As demonstrated above, the adopted and contemplated legislation varies in scope, focus, and application and, until recently, has only existed at a national level. However, in March 2021, the European Parliament passed a legislative initiative for an EU directive on Mandatory Human Rights, Environmental and Good Governance Due Diligence (“MHRDD”). Unlike the voluntary principles and standards set forth in most of the world today, the MHRDD would require all EU companies of a certain size to “carry out a risk assessment of their value chains and address any identified human rights . . . issues with enforcement mechanisms and sanctions.” To put pressure on companies to comply, the final legislation is expected to include a liability regime that would hold companies liable for their actions and implement a fine for causing or contributing to the harm, unless they can prove measures had been taken to prevent such harm.The European Parliament is expected to approve the legislation in 2022, with a possible entry into force in 2023.
The EU directive on MHRDD is a positive development towards replacing the web of transparency and reporting requirements that exist today.
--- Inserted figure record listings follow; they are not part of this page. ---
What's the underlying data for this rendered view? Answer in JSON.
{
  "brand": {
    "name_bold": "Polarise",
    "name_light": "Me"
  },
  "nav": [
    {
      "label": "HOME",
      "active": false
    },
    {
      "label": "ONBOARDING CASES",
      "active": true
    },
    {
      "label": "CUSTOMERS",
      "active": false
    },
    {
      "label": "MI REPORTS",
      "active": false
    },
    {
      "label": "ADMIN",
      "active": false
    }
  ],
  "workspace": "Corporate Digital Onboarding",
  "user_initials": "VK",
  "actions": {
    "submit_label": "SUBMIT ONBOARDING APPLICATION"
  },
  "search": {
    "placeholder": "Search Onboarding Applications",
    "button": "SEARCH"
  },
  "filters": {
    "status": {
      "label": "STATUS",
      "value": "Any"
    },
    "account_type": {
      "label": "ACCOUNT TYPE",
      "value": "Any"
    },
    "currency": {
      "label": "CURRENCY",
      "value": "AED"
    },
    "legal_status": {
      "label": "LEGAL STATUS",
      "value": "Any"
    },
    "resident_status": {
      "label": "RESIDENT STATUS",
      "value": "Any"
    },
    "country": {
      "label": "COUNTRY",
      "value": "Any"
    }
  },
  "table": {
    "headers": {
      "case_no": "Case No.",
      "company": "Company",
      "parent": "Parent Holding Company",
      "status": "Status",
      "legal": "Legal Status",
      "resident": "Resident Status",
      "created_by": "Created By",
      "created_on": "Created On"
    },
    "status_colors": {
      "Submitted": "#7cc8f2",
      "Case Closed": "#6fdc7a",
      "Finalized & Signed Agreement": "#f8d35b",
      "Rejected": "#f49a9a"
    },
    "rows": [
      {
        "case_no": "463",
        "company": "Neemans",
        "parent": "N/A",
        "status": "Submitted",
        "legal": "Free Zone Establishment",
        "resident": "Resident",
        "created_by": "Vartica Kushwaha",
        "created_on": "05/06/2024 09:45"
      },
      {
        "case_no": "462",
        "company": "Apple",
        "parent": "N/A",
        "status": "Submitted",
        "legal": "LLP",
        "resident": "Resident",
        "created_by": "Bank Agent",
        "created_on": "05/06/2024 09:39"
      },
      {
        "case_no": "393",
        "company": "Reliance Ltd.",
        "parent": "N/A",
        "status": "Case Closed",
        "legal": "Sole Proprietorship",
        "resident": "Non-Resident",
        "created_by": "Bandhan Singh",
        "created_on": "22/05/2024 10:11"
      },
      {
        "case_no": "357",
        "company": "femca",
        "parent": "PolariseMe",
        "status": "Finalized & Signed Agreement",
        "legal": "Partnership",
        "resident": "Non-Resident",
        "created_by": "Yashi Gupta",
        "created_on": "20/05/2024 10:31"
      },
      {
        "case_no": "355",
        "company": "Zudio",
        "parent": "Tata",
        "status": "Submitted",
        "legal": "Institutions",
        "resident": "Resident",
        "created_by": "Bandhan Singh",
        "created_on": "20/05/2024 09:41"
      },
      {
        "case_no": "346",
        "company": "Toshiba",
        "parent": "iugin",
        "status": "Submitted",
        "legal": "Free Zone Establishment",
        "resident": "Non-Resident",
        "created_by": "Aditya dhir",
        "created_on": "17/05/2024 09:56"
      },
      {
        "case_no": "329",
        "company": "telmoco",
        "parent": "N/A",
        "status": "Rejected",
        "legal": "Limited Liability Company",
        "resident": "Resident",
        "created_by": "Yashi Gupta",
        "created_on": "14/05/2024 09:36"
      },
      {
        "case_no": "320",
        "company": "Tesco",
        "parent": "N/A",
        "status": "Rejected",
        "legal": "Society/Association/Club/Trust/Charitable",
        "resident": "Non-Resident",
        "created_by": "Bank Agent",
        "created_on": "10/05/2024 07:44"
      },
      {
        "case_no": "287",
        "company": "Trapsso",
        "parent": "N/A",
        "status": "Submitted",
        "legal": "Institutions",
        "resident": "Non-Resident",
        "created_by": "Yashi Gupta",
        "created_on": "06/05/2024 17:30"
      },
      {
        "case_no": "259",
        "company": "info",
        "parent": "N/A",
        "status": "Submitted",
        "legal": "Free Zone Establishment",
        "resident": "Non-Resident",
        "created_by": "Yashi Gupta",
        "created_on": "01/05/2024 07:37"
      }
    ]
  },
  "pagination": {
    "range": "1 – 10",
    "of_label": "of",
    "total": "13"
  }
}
A mandatory regional requirement is expected to improve the clarity in methodology, provide greater visibility to human rights abuses in corporate supply chains, and push towards greater collaboration and cooperation within the private sector to address these impacts directly and provide remedies. Furthermore, several large, multi-national companies have already expressed their support for the MHRDD because, in addition to the benefits outlined above, it will also aid in reducing unfair competition from companies currently taking no action, and help companies improve their own social responsibility commitments. Thus, while it may be too soon to tell, the MHRDD and initiatives discussed herein may just introduce the legal mechanisms we need to strengthen corporate accountability for human rights abuses in global supply chains.